TuringLang / DistributionsAD.jl

Automatic differentiation of Distributions using Tracker, Zygote, ForwardDiff and ReverseDiff
MIT License
151 stars 30 forks source link

ForwardDiff.jl + derivative of parameters of a truncated distribution = NaNs everywhere #242

Open torfjelde opened 1 year ago

torfjelde commented 1 year ago

The following is currently the case:

julia> h(θ) = logpdf(truncated(Normal(θ, 1), 0, Inf), 1.0)
h (generic function with 1 method)

julia> ForwardDiff.derivative(h, rand())
NaN

julia> g(θ) = logpdf(truncated(Normal(θ, 1), 1e-6, 1000), 1.0)
g (generic function with 1 method)

julia> ForwardDiff.derivative(g, rand())
-0.2321285832954859

IIRC, this has come up before? It comes down the usage of the cdf in the computation of the truncated log-pdf, which causes issues.

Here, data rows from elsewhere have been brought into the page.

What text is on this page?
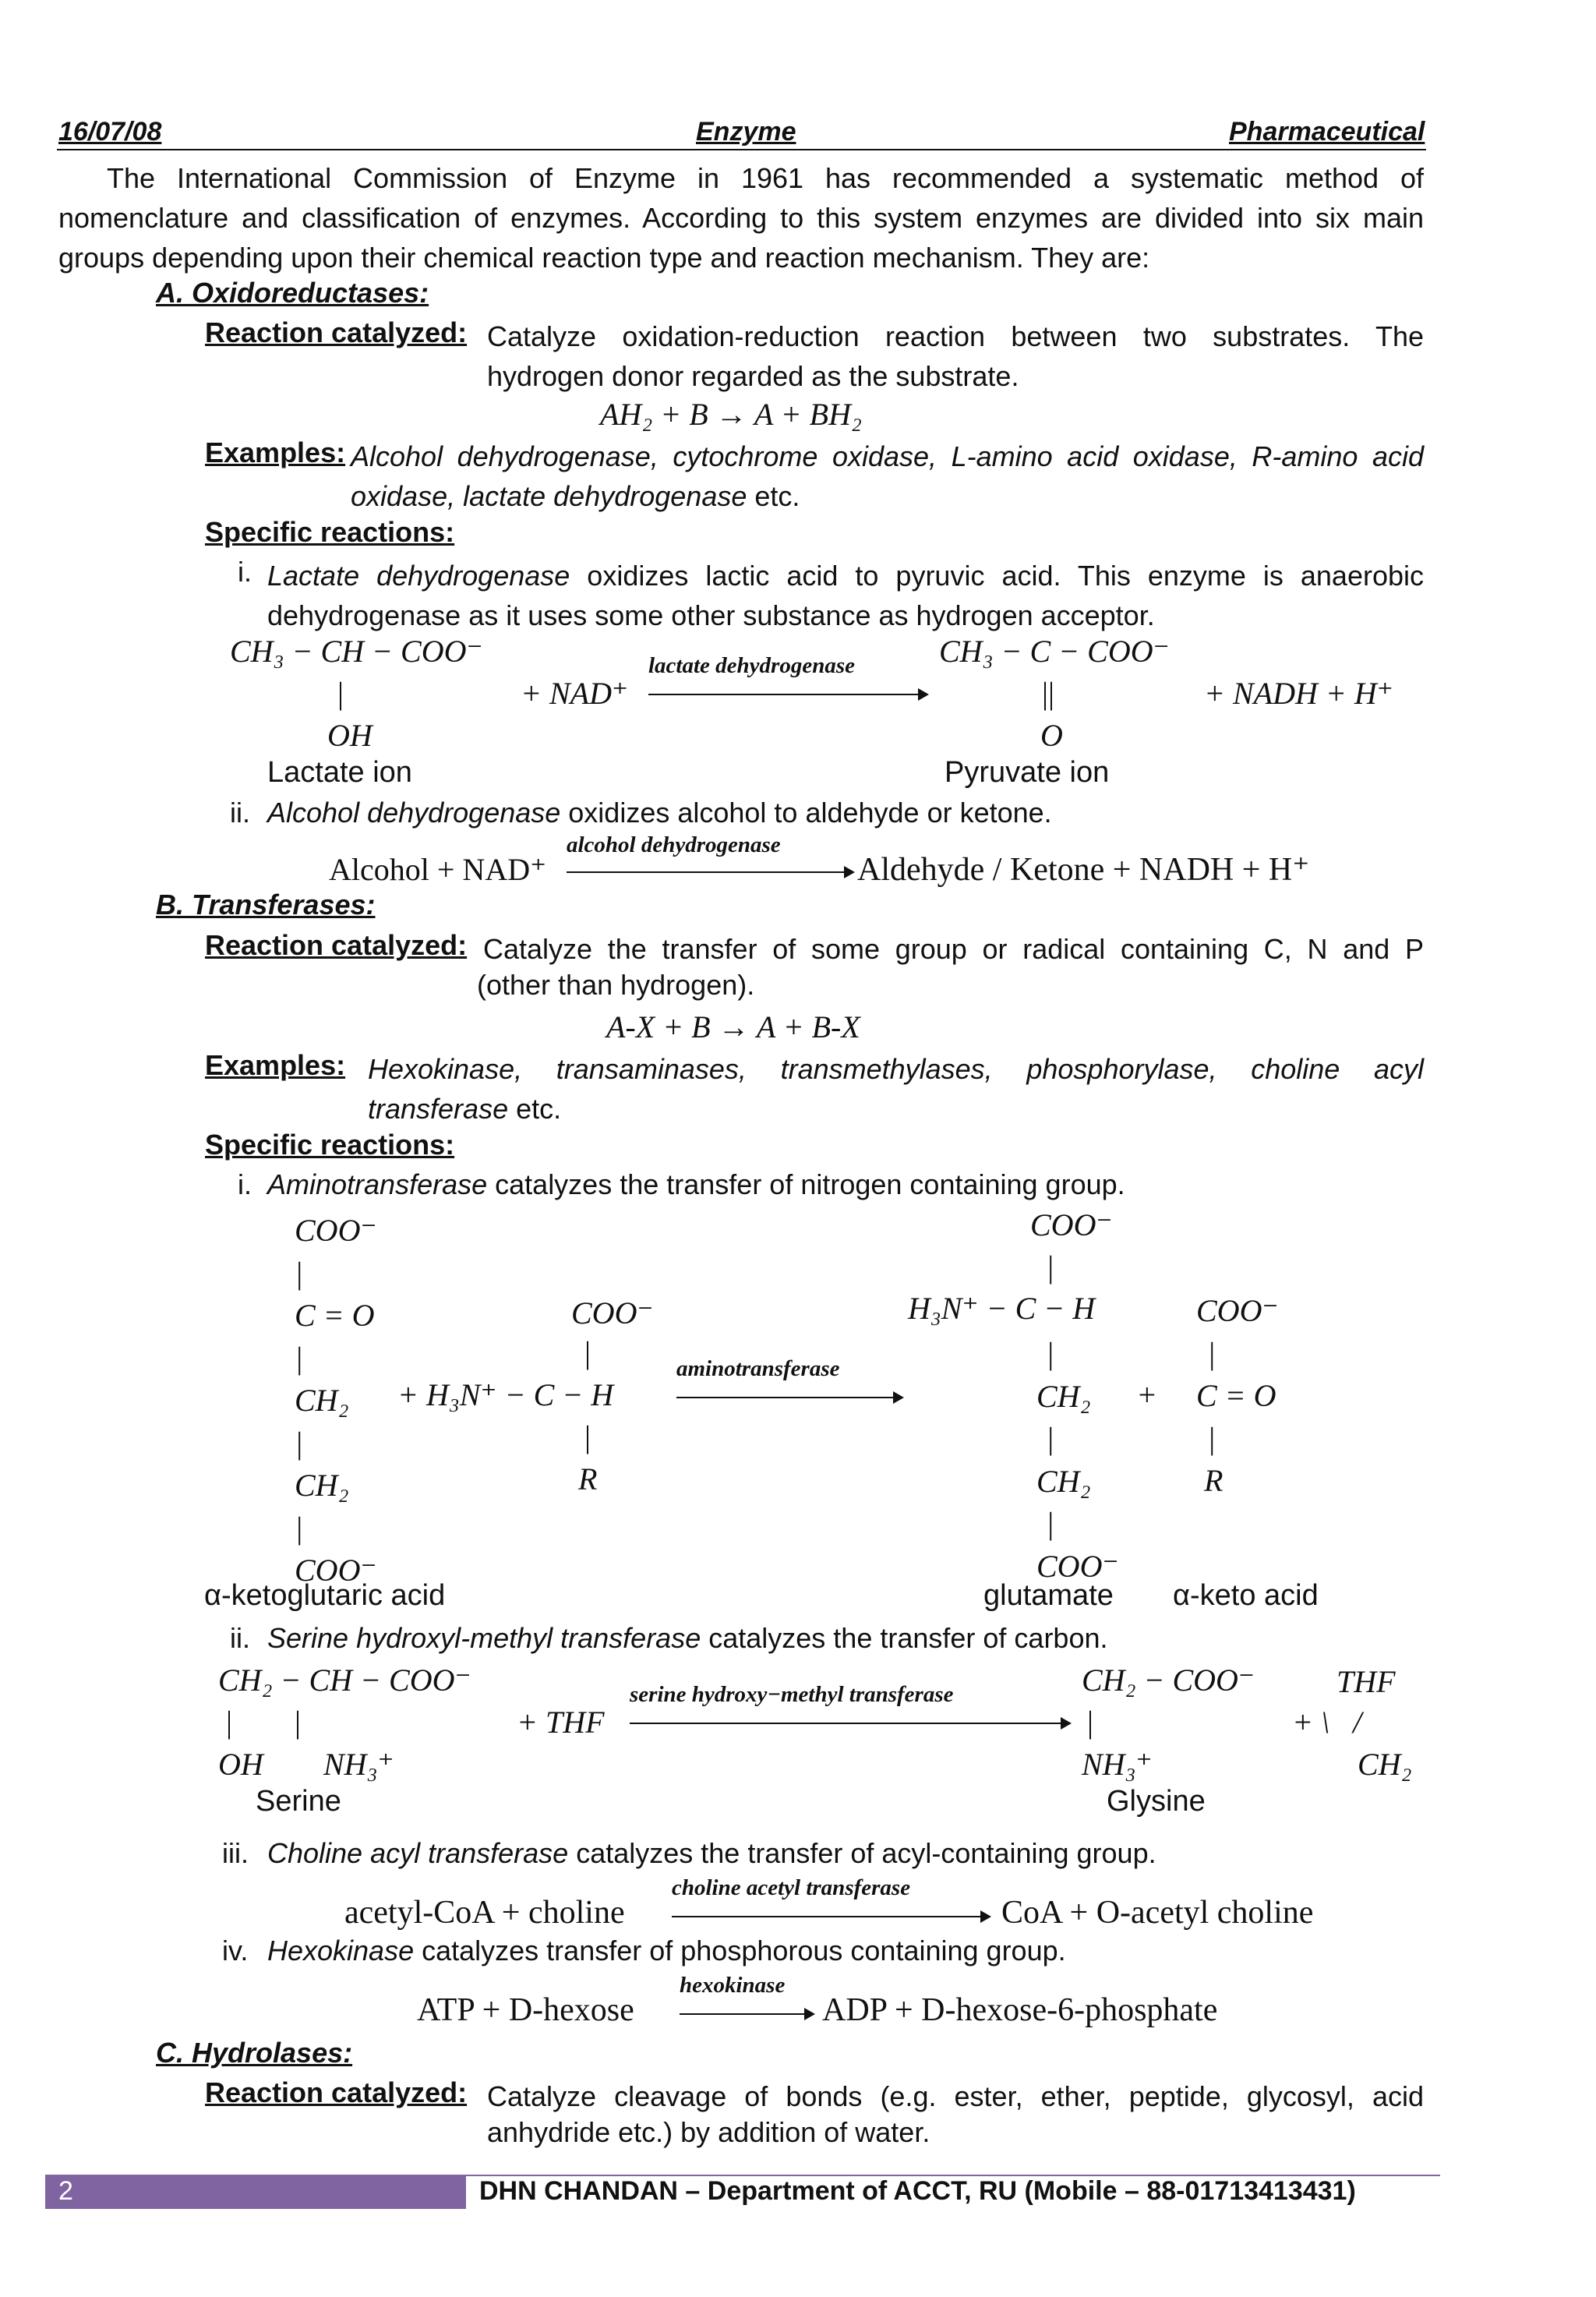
16/07/08	Enzyme	Pharmaceutical
The International Commission of Enzyme in 1961 has recommended a systematic method of nomenclature and classification of enzymes. According to this system enzymes are divided into six main groups depending upon their chemical reaction type and reaction mechanism. They are:
A. Oxidoreductases:
Reaction catalyzed: Catalyze oxidation-reduction reaction between two substrates. The hydrogen donor regarded as the substrate.
AH₂ + B → A + BH₂
Examples: Alcohol dehydrogenase, cytochrome oxidase, L-amino acid oxidase, R-amino acid oxidase, lactate dehydrogenase etc.
Specific reactions:
i. Lactate dehydrogenase oxidizes lactic acid to pyruvic acid. This enzyme is anaerobic dehydrogenase as it uses some other substance as hydrogen acceptor.
CH₃ − CH − COO⁻
|
OH
+ NAD⁺
lactate dehydrogenase	CH₃ − C − COO⁻
||
O
+ NADH + H⁺
Lactate ion	Pyruvate ion
ii. Alcohol dehydrogenase oxidizes alcohol to aldehyde or ketone.
Alcohol + NAD⁺
alcohol dehydrogenase
Aldehyde / Ketone + NADH + H⁺
B. Transferases:
Reaction catalyzed: Catalyze the transfer of some group or radical containing C, N and P
(other than hydrogen).
A-X + B → A + B-X
Examples: Hexokinase, transaminases, transmethylases, phosphorylase, choline acyl transferase etc.
Specific reactions:
i. Aminotransferase catalyzes the transfer of nitrogen containing group.
COO⁻
|
C = O
|
CH₂
|
CH₂
|
COO⁻
COO⁻
|
+ H₃N⁺ − C − H
|
R
aminotransferase
COO⁻
|
H₃N⁺ − C − H
|
CH₂
|
CH₂
|
COO⁻
+
COO⁻
|
C = O
|
R
α-ketoglutaric acid	glutamate α-keto acid
ii. Serine hydroxyl-methyl transferase catalyzes the transfer of carbon.
CH₂ − CH − COO⁻
|        |
OH NH₃⁺
+ THF
serine hydroxy−methyl transferase	CH₂ − COO⁻
|
NH₃⁺
THF
+ \   /
CH₂
Serine	Glysine
iii. Choline acyl transferase catalyzes the transfer of acyl-containing group.
acetyl-CoA + choline
choline acetyl transferase
CoA + O-acetyl choline
iv. Hexokinase catalyzes transfer of phosphorous containing group.
ATP + D-hexose
hexokinase
ADP + D-hexose-6-phosphate
C. Hydrolases:
Reaction catalyzed: Catalyze cleavage of bonds (e.g. ester, ether, peptide, glycosyl, acid
anhydride etc.) by addition of water.
2	DHN CHANDAN – Department of ACCT, RU (Mobile – 88-01713413431)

@sethaxen did we talk about this over Slack at some point? Feel like there was a thread about this issue.

devmotion commented 1 year ago

This has come up quite a few times but fortunately the solution is easy: Use NaN-safe mode in ForwardDiff (by default, it does return incorrect result for infinite values with zero partials) or use the keyword argument syntax of truncated (truncated(Normal(...); lower=0)). The latter has the additional advantage that it avoids undesired promotions and, in the future, that you can dispatch on left- and right-truncated distributions (just opened a PR to Distributions a few days ago).